A. The ground for responsibility 1) Plaintiff A is a G-car driven by F, a workplace partner, for night duty at around 17:40 on December 11, 2007, while serving as a police officer at the Seocho Police Station, and at around 17:40 on December 11, 2007 (hereinafter “Defendant vehicle”).

(B) The vehicle was driven by H to the rear part of the I vehicle driven by H, which was driven by the front part of the said vehicle as the front part of the vehicle, while driving in the front section of the vehicle at the Seocho-si as soon as possible (hereinafter referred to as “instant accident”).

(2) The Defendant is an insurer who entered into an automobile comprehensive insurance contract regarding the Defendant’s vehicle. The Defendant is an insurer who entered into an automobile comprehensive insurance contract.

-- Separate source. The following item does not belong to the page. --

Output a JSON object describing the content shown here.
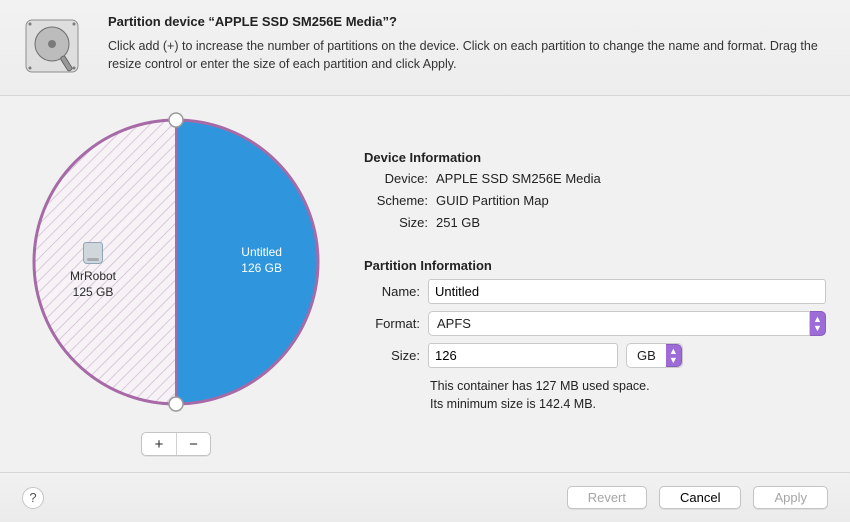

3) Plaintiff B is the wife of Plaintiff A, and Plaintiff C and D are the children of Plaintiff A, and Plaintiff E is the mother of Plaintiff A. According to the fact of recognition of responsibility, the Defendant is responsible for compensating for the damages suffered by the Plaintiffs due to the instant accident. (c) However, in light of all the circumstances revealed in the instant pleadings, such as the purpose of operation of the Defendant vehicle, the relationship between Plaintiff A and the driver, and the background leading up to the Plaintiff’s transfer of the Defendant vehicle to the Defendant, it would be reasonable to adjust the Defendant’s liability to a certain extent in accordance with the good faith and the principle of equity, and thus, such circumstances should be considered in calculating the amount of damages that the Defendant would compensate for.

Therefore, the defendant's scope of responsibility is limited to 90%.

2. The defendant asserts that since the plaintiff A did not perform his duty to urge the driver to drive safely, the defendant's responsibility should be more limited. Thus, even if he left the vehicle without compensation, such fact alone cannot be said to have a duty of care to urge the driver to operate safely, and the driver is remarkably under climatic driving.

The risk of the accident is likely to be serious due to the occurrence of the accident and other reasons.